As "Cold Weather" opens, we're introduced to Doug and Gail, siblings and roommates who recently moved from Chicago to their native Portland, Ore. Gail (Trieste Kelly Dunn) is back in town for the sort of unremarkable office job that is a necessary drudgery for so many American 20-somethings (especially in the movies). Doug (Cris Lankenau) is back because Gail is back. A college dropout who studied forensic science and devours Sherlock Holmes novels, Doug is adrift, neither happily nor unhappily. He takes a job working the night shift at an ice factory, where he befriends Carlos (Raúl Castillo) a hobbyist DJ and closet "Star Trek" nerd.

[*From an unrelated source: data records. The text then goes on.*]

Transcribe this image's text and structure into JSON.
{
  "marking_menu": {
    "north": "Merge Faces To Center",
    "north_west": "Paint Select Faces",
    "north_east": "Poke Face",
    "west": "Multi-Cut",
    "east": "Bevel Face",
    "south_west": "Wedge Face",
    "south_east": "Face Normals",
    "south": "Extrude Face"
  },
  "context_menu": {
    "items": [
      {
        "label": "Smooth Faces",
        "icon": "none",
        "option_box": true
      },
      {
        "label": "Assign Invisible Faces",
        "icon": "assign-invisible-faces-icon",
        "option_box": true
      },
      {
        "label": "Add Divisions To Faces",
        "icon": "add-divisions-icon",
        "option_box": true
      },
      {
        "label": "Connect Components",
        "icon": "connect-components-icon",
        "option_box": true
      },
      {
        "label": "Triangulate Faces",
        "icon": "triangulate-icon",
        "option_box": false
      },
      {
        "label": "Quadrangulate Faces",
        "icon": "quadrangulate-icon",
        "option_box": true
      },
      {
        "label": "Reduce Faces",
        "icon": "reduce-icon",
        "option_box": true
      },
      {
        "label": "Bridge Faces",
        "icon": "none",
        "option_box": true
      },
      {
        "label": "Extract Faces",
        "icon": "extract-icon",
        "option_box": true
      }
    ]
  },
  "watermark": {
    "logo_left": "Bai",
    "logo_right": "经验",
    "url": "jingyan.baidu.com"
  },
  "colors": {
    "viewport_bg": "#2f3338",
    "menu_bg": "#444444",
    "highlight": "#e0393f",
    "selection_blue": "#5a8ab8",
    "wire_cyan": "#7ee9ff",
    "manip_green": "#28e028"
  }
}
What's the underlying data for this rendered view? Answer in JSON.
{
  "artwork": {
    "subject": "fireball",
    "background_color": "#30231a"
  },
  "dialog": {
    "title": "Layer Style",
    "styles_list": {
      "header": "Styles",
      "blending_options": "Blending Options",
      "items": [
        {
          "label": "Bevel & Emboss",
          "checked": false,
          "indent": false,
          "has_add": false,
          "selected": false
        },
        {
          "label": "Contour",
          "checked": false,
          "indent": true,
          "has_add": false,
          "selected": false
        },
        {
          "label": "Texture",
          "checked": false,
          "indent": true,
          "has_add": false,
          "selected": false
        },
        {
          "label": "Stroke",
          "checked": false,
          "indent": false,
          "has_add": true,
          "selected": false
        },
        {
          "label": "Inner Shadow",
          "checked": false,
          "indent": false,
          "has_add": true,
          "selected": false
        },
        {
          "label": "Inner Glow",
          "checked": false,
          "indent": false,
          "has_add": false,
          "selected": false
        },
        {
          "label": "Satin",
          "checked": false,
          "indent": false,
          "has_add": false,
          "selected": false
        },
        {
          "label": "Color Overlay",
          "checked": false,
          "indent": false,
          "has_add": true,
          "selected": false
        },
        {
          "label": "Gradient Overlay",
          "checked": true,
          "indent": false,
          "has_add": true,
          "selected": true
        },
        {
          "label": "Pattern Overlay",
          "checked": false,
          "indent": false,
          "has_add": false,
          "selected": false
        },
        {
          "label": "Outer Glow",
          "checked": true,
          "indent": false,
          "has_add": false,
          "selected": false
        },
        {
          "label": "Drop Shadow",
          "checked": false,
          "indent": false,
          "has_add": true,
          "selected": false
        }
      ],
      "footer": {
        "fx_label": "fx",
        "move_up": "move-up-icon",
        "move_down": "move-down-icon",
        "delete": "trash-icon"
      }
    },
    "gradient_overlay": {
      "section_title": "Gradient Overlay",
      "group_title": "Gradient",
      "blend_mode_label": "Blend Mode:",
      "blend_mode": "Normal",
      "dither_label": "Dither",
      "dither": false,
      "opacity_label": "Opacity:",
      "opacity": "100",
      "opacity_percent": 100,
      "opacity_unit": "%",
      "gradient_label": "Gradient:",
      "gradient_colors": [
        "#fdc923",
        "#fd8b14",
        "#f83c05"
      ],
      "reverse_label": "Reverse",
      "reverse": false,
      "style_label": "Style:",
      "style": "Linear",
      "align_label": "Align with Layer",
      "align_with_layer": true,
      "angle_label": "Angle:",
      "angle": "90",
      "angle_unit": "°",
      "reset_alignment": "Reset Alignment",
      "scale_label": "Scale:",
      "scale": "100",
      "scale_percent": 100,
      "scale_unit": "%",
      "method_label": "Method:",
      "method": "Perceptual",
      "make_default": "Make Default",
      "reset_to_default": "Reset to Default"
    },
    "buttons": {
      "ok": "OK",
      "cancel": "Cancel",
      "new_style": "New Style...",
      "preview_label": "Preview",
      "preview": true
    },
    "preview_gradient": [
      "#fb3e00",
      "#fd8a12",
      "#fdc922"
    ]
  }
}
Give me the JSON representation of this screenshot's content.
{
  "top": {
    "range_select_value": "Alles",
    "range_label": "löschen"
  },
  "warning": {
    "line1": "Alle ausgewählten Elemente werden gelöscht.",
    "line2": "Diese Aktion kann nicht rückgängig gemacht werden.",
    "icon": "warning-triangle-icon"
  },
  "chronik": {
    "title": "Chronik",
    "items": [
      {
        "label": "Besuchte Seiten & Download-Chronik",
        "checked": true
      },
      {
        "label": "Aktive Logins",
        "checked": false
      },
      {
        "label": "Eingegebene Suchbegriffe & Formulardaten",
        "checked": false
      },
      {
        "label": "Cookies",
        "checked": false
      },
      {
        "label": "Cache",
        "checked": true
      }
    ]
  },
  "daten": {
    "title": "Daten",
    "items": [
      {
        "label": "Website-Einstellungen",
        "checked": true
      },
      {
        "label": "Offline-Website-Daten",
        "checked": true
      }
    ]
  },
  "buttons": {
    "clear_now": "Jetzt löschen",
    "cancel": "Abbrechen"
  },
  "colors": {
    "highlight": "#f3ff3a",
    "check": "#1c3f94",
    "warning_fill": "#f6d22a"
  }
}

When Doug's ex-girlfriend Rachel (Robyn Rikoon) shows up in Portland, the four form the beginnings of a social clique, engaging in their fair share of sitting around and chatting over card games and diner milk shakes.
Then, just when you think that "Cold Weather" is that kind of movie, it suddenly isn't. Rachel vanishes, and her disappearance brings out Doug's inner Holmes, with Gail and Carlos taking turns as Watson. A briefcase full of money, a mystery man in a cowboy hat, and a thieving pornographer crop up, but the film never quite loses its casual, comic charm. Lankenau is fantastic and funny as Doug, whose arms and head hang straight down when he walks, and who is nerdy and slackery without being too much of either. Dunn brings a spot-on elder-sister vibe to her scenes with Lankenau, and Castillo is great as the X-factor character who challenges Doug while serving comfortably as his sidekick.
"Cold Weather" never quite rises to Holmes (or Phillip Marlowe) level, but that feels intentional. Katz is riffing on the mystery element without fully embracing it, using it as a way to play with characters that he obviously has a great deal of affection for. If the plot were ratcheted up, it would risk consuming those characters. Instead, Katz gives himself space to linger—on long and lovely shots of the Pacific Coast, on comic tangents about pipe-smoking and driving skills. Call it patience, call it indulgence, but "Cold Weather" is a better film for it.
Genre: Drama
Written and directed by: Aaron Katz
Starring: Cris Lankenau, Trieste Kelly Dunn, Raúl Castillo, Robyn Rikoon.